Jackson County Circuit Judge Michael Manners had ordered $25,000-a-day fines against Allstate for failing to produce internal documents in the hotly contested action. Over several months, the fines had grown to exceed $7 million.
The case was scheduled to go to trial Monday, but the parties settled on confidential terms. At a brief hearing Wednesday, attorneys told Manners that Allstate had produced the documents and that the contempt citation, and the fines, should be purged. Manners agreed.
The case stemmed from a collision on Interstate 70 near the U.S. 65 exit. On Sept. 15, 2000, Warrensburg resident Dale Deer stopped in a construction zone. Some time later, a car driven by Paul Aldridge of Hawaii and traveling an estimated 70 mph slammed into the rear of Deer’s pickup truck.
After long delays, Allstate, Aldridge’s insurer, eventually settled with Deer for about $1.2 million. Before that settlement, Aldridge sued Allstate for allegedly mishandling the case and acting in bad faith.
In his suit, Aldridge sought internal Allstate documents purporting to show how the company set up a claims payment system in the 1990s that low-balled clients and allowed the company to reap huge profits.

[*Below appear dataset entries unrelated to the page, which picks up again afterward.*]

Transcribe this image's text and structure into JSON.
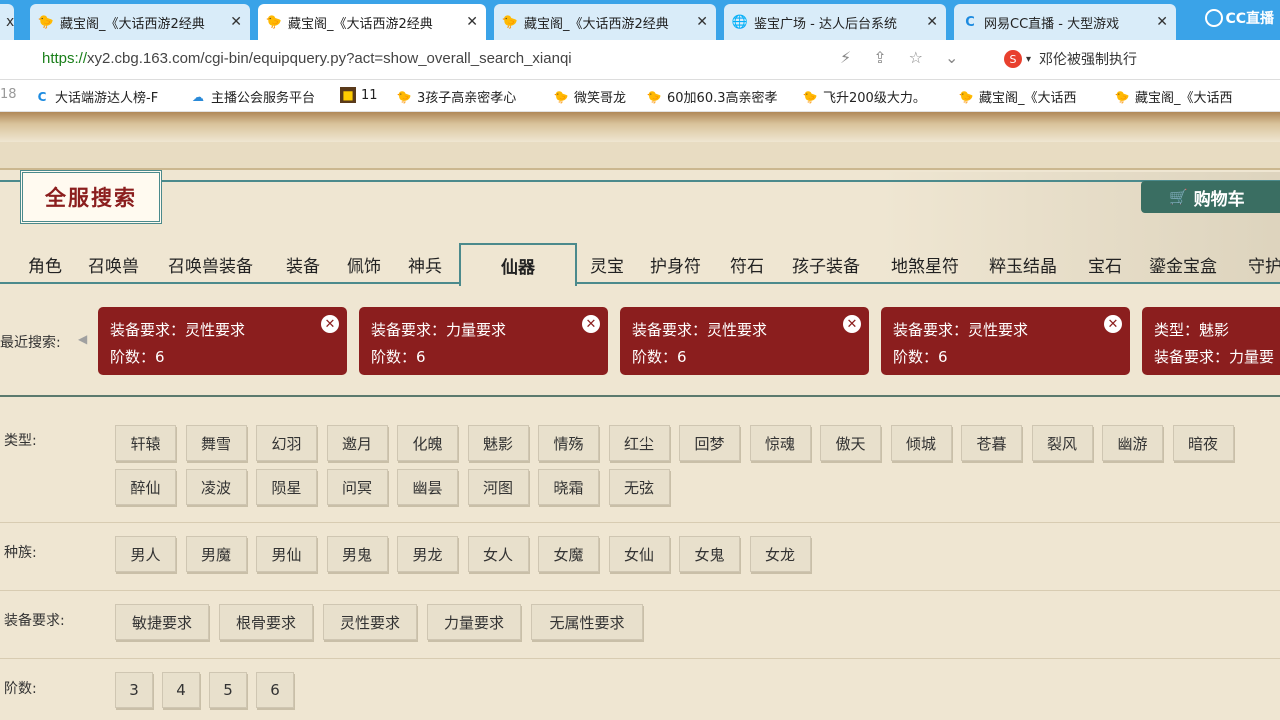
{
  "browser": {
    "tabs": [
      {
        "title": "x",
        "icon": "chevron-icon",
        "active": false
      },
      {
        "title": "藏宝阁_《大话西游2经典",
        "icon": "chick-icon",
        "active": false
      },
      {
        "title": "藏宝阁_《大话西游2经典",
        "icon": "chick-icon",
        "active": true
      },
      {
        "title": "藏宝阁_《大话西游2经典",
        "icon": "chick-icon",
        "active": false
      },
      {
        "title": "鉴宝广场 - 达人后台系统",
        "icon": "globe-icon",
        "active": false
      },
      {
        "title": "网易CC直播 - 大型游戏",
        "icon": "cc-icon",
        "active": false
      }
    ],
    "cc_logo_text": "CC直播",
    "url_prefix": "https://",
    "url_rest": "xy2.cbg.163.com/cgi-bin/equipquery.py?act=show_overall_search_xianqi",
    "search_engine_text": "邓伦被强制执行",
    "bookmarks": [
      {
        "label": "18",
        "icon": ""
      },
      {
        "label": "大话端游达人榜-F",
        "icon": "cc-icon"
      },
      {
        "label": "主播公会服务平台",
        "icon": "cloud-icon"
      },
      {
        "label": "11",
        "icon": "game-icon"
      },
      {
        "label": "3孩子高亲密孝心",
        "icon": "chick-icon"
      },
      {
        "label": "微笑哥龙",
        "icon": "chick-icon"
      },
      {
        "label": "60加60.3高亲密孝",
        "icon": "chick-icon"
      },
      {
        "label": "飞升200级大力。",
        "icon": "chick-icon"
      },
      {
        "label": "藏宝阁_《大话西",
        "icon": "chick-icon"
      },
      {
        "label": "藏宝阁_《大话西",
        "icon": "chick-icon"
      }
    ]
  },
  "header": {
    "title": "全服搜索",
    "cart_label": "购物车"
  },
  "categories": [
    "角色",
    "召唤兽",
    "召唤兽装备",
    "装备",
    "佩饰",
    "神兵",
    "仙器",
    "灵宝",
    "护身符",
    "符石",
    "孩子装备",
    "地煞星符",
    "粹玉结晶",
    "宝石",
    "鎏金宝盒",
    "守护"
  ],
  "active_category": "仙器",
  "recent": {
    "label": "最近搜索:",
    "cards": [
      {
        "line1": "装备要求：灵性要求",
        "line2": "阶数：6"
      },
      {
        "line1": "装备要求：力量要求",
        "line2": "阶数：6"
      },
      {
        "line1": "装备要求：灵性要求",
        "line2": "阶数：6"
      },
      {
        "line1": "装备要求：灵性要求",
        "line2": "阶数：6"
      },
      {
        "line1": "类型：魅影",
        "line2": "装备要求：力量要"
      }
    ]
  },
  "filters": {
    "type": {
      "label": "类型:",
      "row1": [
        "轩辕",
        "舞雪",
        "幻羽",
        "邀月",
        "化魄",
        "魅影",
        "情殇",
        "红尘",
        "回梦",
        "惊魂",
        "傲天",
        "倾城",
        "苍暮",
        "裂风",
        "幽游",
        "暗夜"
      ],
      "row2": [
        "醉仙",
        "凌波",
        "陨星",
        "问冥",
        "幽昙",
        "河图",
        "晓霜",
        "无弦"
      ]
    },
    "race": {
      "label": "种族:",
      "options": [
        "男人",
        "男魔",
        "男仙",
        "男鬼",
        "男龙",
        "女人",
        "女魔",
        "女仙",
        "女鬼",
        "女龙"
      ]
    },
    "requirement": {
      "label": "装备要求:",
      "options": [
        "敏捷要求",
        "根骨要求",
        "灵性要求",
        "力量要求",
        "无属性要求"
      ]
    },
    "tier": {
      "label": "阶数:",
      "options": [
        "3",
        "4",
        "5",
        "6"
      ]
    }
  }
}
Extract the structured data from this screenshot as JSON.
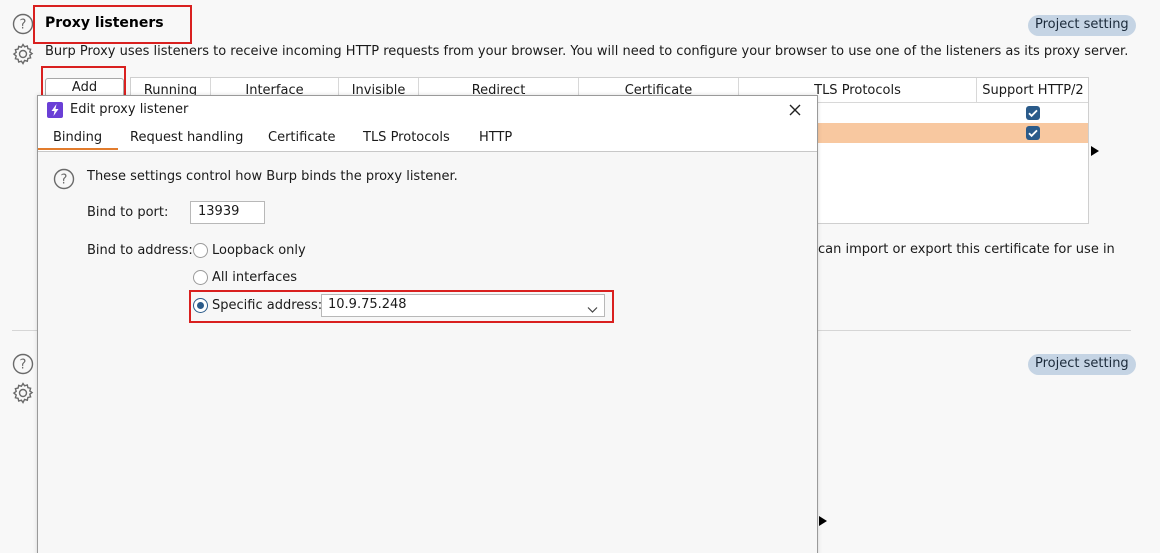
{
  "section1": {
    "title": "Proxy listeners",
    "badge": "Project setting",
    "description": "Burp Proxy uses listeners to receive incoming HTTP requests from your browser. You will need to configure your browser to use one of the listeners as its proxy server.",
    "add_button": "Add",
    "table": {
      "columns": [
        "Running",
        "Interface",
        "Invisible",
        "Redirect",
        "Certificate",
        "TLS Protocols",
        "Support HTTP/2"
      ],
      "rows": [
        {
          "support_http2": true,
          "selected": false
        },
        {
          "support_http2": true,
          "selected": true
        }
      ]
    },
    "cert_text_fragment": "can import or export this certificate for use in"
  },
  "section2": {
    "badge": "Project setting"
  },
  "dialog": {
    "title": "Edit proxy listener",
    "tabs": [
      "Binding",
      "Request handling",
      "Certificate",
      "TLS Protocols",
      "HTTP"
    ],
    "active_tab": "Binding",
    "intro": "These settings control how Burp binds the proxy listener.",
    "bind_port_label": "Bind to port:",
    "bind_port_value": "13939",
    "bind_address_label": "Bind to address:",
    "options": [
      {
        "label": "Loopback only",
        "selected": false
      },
      {
        "label": "All interfaces",
        "selected": false
      },
      {
        "label": "Specific address:",
        "selected": true
      }
    ],
    "specific_address_value": "10.9.75.248"
  },
  "colors": {
    "accent_tab_underline": "#e27c2d",
    "selected_row": "#f8c8a0",
    "highlight_box": "#d9201f",
    "checkbox": "#2b5b8a",
    "badge_bg": "#c5d4e4"
  }
}
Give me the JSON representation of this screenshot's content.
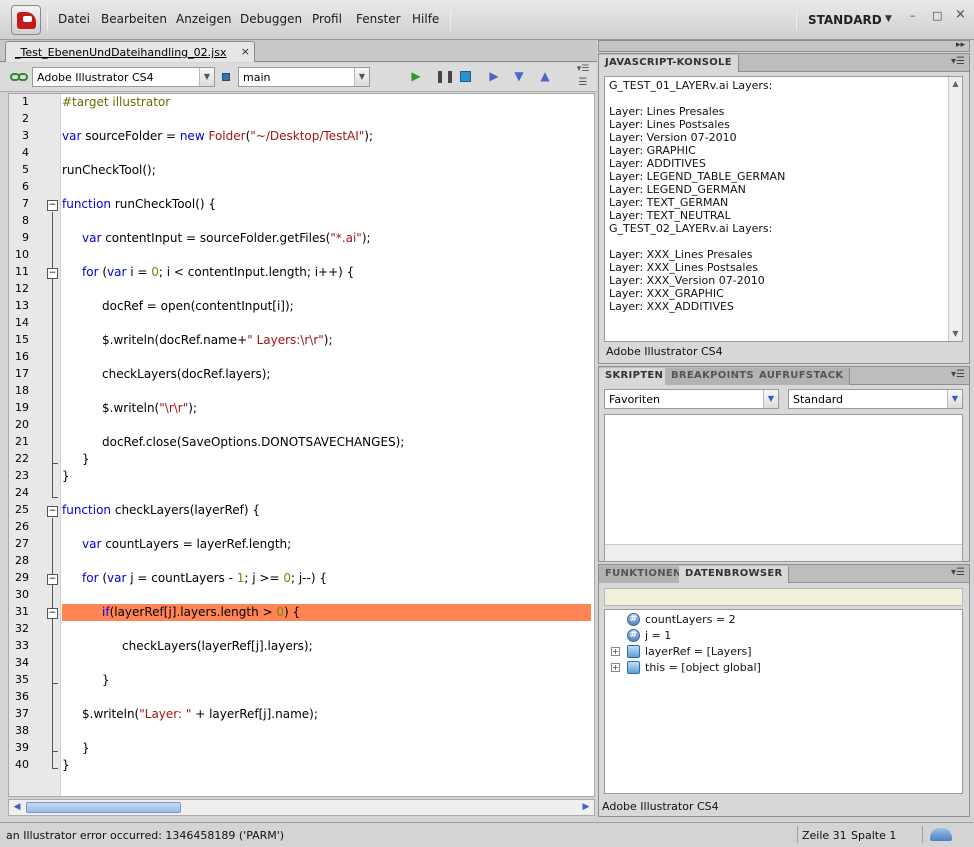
{
  "menubar": {
    "items": [
      "Datei",
      "Bearbeiten",
      "Anzeigen",
      "Debuggen",
      "Profil",
      "Fenster",
      "Hilfe"
    ],
    "workspace": "STANDARD",
    "window_buttons": {
      "close": "×",
      "minimize": "–",
      "maximize": "□"
    }
  },
  "editor": {
    "tab_label": "_Test_EbenenUndDateihandling_02.jsx",
    "tab_close": "×",
    "target_app": "Adobe Illustrator CS4",
    "engine": "main",
    "line_numbers": [
      "1",
      "2",
      "3",
      "4",
      "5",
      "6",
      "7",
      "8",
      "9",
      "10",
      "11",
      "12",
      "13",
      "14",
      "15",
      "16",
      "17",
      "18",
      "19",
      "20",
      "21",
      "22",
      "23",
      "24",
      "25",
      "26",
      "27",
      "28",
      "29",
      "30",
      "31",
      "32",
      "33",
      "34",
      "35",
      "36",
      "37",
      "38",
      "39",
      "40"
    ],
    "highlighted_line": 31,
    "code": {
      "l1": "#target illustrator",
      "l3a": "var",
      "l3b": " sourceFolder = ",
      "l3c": "new",
      "l3d": " ",
      "l3e": "Folder",
      "l3f": "(",
      "l3g": "\"~/Desktop/TestAI\"",
      "l3h": ");",
      "l5": "runCheckTool();",
      "l7a": "function",
      "l7b": " runCheckTool() {",
      "l9a": "var",
      "l9b": " contentInput = sourceFolder.getFiles(",
      "l9c": "\"*.ai\"",
      "l9d": ");",
      "l11a": "for",
      "l11b": " (",
      "l11c": "var",
      "l11d": " i = ",
      "l11e": "0",
      "l11f": "; i < contentInput.length; i++) {",
      "l13": "docRef = open(contentInput[i]);",
      "l15a": "$.writeln(docRef.name+",
      "l15b": "\" Layers:\\r\\r\"",
      "l15c": ");",
      "l17": "checkLayers(docRef.layers);",
      "l19a": "$.writeln(",
      "l19b": "\"\\r\\r\"",
      "l19c": ");",
      "l21": "docRef.close(SaveOptions.DONOTSAVECHANGES);",
      "l22": "}",
      "l23": "}",
      "l25a": "function",
      "l25b": " checkLayers(layerRef) {",
      "l27a": "var",
      "l27b": " countLayers = layerRef.length;",
      "l29a": "for",
      "l29b": " (",
      "l29c": "var",
      "l29d": " j = countLayers - ",
      "l29e": "1",
      "l29f": "; j >= ",
      "l29g": "0",
      "l29h": "; j--) {",
      "l31a": "if",
      "l31b": "(layerRef[j].layers.length > ",
      "l31c": "0",
      "l31d": ") {",
      "l33": "checkLayers(layerRef[j].layers);",
      "l35": "}",
      "l37a": "$.writeln(",
      "l37b": "\"Layer: \"",
      "l37c": " + layerRef[j].name);",
      "l39": "}",
      "l40": "}"
    }
  },
  "console": {
    "tab": "JAVASCRIPT-KONSOLE",
    "lines": [
      "G_TEST_01_LAYERv.ai Layers:",
      "",
      "Layer: Lines Presales",
      "Layer: Lines Postsales",
      "Layer: Version 07-2010",
      "Layer: GRAPHIC",
      "Layer: ADDITIVES",
      "Layer: LEGEND_TABLE_GERMAN",
      "Layer: LEGEND_GERMAN",
      "Layer: TEXT_GERMAN",
      "Layer: TEXT_NEUTRAL",
      "G_TEST_02_LAYERv.ai Layers:",
      "",
      "Layer: XXX_Lines Presales",
      "Layer: XXX_Lines Postsales",
      "Layer: XXX_Version 07-2010",
      "Layer: XXX_GRAPHIC",
      "Layer: XXX_ADDITIVES"
    ],
    "footer": "Adobe Illustrator CS4"
  },
  "scripts_panel": {
    "tabs": [
      "SKRIPTEN",
      "BREAKPOINTS",
      "AUFRUFSTACK"
    ],
    "favorites": "Favoriten",
    "standard": "Standard"
  },
  "data_panel": {
    "tabs": [
      "FUNKTIONEN",
      "DATENBROWSER"
    ],
    "rows": [
      {
        "text": "countLayers = 2",
        "icon": "hash-icon",
        "expandable": false
      },
      {
        "text": "j = 1",
        "icon": "hash-icon",
        "expandable": false
      },
      {
        "text": "layerRef = [Layers]",
        "icon": "object-icon",
        "expandable": true
      },
      {
        "text": "this = [object global]",
        "icon": "object-icon",
        "expandable": true
      }
    ],
    "footer": "Adobe Illustrator CS4"
  },
  "statusbar": {
    "message": "an Illustrator error occurred: 1346458189 ('PARM')",
    "line": "Zeile 31",
    "column": "Spalte 1"
  },
  "colors": {
    "highlight": "#ff8456",
    "keyword": "#0000d4",
    "string": "#a31515"
  }
}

The documents included slides prepared in the early 1990s by the consulting firm McKinsey & Co. that allegedly advised Allstate to settle claims quickly for pennies on the dollar and fight claimants who resisted — for years, if necessary. One slide was titled “Good Hands or Boxing Gloves,” an allusion to the insurer’s “You’re in good hands with Allstate” slogan.
“Allstate litigates hundreds of bad faith cases each year,” Allstate stated in court documents.